Promessa que não sai do papel
Em 2009, moradores contam que representantes do Governo do Estado e Prefeitura da Cidade do Recife (PCR) estiveram na comunidade e prometeram uma mudança de vida, que até hoje não se concretizou - presentes na ocasião, o prefeito João da Costa e o secretário estadual das Cidades, hoje senador Humberto Costa, e Maria Fernanda Ramos Coelho, presidente da Caixa Econômica Federal (CEF). Eles prometeram nova moradia.
Documentos revelam o fato, segundo Soraia Leite, que se diz "movimentadora comunitária", e faz questão de mostrar à reportagem do LeiaJá cópia de um deles, que comprova a promessa. “Eles fizeram uma festa ao lado da comunidade. Ficamos felizes, cheios de esperanças, mas o sonho se transformou em pesadelo", afirma. As famílias seriam transferidas para um conjunto habitacional próximo a àrea, no mesmo bairro de Afogados.
Ela conta, ainda, que em setembro do ano passado, um grupo de moradores realizou uma passeata até a Secretária Estadual das Cidades, no centro do Recife, onde foi entregue documento reivindicando ações de melhoria na área. Os manifestantes solicitaram, também, a desapropriação de um terreno, que fica atrás da comunidade, para que fosse construído o habitacioal.

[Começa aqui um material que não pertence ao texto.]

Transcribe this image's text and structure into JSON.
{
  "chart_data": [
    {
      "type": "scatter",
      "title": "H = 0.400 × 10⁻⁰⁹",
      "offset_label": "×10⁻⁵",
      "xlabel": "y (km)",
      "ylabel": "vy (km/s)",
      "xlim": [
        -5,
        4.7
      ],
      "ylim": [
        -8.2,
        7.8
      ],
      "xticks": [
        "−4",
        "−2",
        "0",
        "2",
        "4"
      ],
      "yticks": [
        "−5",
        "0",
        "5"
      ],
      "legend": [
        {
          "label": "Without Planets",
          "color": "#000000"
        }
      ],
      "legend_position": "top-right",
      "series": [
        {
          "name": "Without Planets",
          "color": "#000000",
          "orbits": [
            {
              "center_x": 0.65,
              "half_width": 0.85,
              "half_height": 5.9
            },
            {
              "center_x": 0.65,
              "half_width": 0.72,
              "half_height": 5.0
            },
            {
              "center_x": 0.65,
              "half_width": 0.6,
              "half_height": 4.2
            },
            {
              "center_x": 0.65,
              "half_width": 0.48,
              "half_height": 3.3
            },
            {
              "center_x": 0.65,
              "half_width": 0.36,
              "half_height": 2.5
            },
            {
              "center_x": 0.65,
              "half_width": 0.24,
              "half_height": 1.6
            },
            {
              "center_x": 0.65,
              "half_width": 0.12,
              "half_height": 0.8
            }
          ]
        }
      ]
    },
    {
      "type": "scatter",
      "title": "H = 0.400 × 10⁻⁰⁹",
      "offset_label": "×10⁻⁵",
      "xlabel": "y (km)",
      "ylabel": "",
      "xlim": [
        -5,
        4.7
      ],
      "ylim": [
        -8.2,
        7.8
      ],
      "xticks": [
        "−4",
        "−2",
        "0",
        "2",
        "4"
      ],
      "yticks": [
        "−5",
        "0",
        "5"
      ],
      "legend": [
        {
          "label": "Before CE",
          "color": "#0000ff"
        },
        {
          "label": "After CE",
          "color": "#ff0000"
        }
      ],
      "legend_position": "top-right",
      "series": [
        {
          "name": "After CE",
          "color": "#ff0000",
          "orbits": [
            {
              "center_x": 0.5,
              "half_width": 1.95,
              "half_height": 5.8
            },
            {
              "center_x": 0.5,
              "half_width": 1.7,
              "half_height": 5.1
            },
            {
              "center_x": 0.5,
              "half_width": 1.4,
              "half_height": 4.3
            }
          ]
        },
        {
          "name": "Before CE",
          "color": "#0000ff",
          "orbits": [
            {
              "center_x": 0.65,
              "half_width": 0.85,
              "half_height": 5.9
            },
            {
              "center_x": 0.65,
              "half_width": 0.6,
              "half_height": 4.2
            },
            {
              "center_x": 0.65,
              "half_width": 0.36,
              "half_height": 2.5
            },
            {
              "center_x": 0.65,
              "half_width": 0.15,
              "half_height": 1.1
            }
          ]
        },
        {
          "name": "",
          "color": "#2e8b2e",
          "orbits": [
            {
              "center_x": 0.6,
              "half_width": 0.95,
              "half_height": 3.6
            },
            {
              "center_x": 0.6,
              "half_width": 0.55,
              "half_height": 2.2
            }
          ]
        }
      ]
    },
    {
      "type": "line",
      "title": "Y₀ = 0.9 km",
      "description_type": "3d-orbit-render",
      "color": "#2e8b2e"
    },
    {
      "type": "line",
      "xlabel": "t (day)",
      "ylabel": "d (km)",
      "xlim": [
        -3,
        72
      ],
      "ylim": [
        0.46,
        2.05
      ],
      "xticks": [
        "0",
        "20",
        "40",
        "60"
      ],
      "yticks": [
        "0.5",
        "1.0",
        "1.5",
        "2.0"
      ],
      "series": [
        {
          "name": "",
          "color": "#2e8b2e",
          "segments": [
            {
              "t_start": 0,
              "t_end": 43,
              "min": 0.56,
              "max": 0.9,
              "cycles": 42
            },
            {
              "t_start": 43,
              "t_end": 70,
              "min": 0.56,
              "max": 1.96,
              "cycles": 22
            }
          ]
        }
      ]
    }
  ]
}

A equipe do LeiaJá procurou a Secretaria de Habitação da Prefeitura do Recife para saber os motivos que retardam a promessa feita há três anos. De acordo com a assessoria da Secretaria, o órgão ficou responsável, apenas, por efetuar o cadastramento dos moradores, feito porta à porta ainda em 2009. A responsabilidade de construir o habitacional seria da Companhia Estadual de Habitação e Obras (CEHAB).
Também procurada pela reportagem, quem se pronunciou pela CEHAB foi o diretor de Gestão, Wagner Lima. Ele afirma que a previsão é de que, até o final de junho, as obras de um novo conjunto habitacional, desta vez no bairro do Cordeiro, também Zona Oeste do Recife, tenham início e beneficie as famílias. Segundo ele, a carência de espaço para desapropriação de terrenos na área atrasou o começo da execução do projeto de mudança.
De acordo com o diretor, serão construídas, numa área de 4.700m², 96 unidades habitacionais, com investimento inicial de R$ 6,9 milhões, que atenderá parte da demanda de 200 famílias da comunidade Escorregou Tá Dentro. As novas casas serão feitas na avenida Maurício de Nassau, bairro do Cordeiro. Fez questão de ressaltar, também, que "o projeto já foi licitado, homologado e está em fase de contratação".
Mas com relação ao complemento da demanda, já que se trata de 200 famílias, número acima da 96 casas previstas neste projeto, destacou apenas que na segunda etapa, serão construídas outras 80 unidades em terreno ainda a ser definido.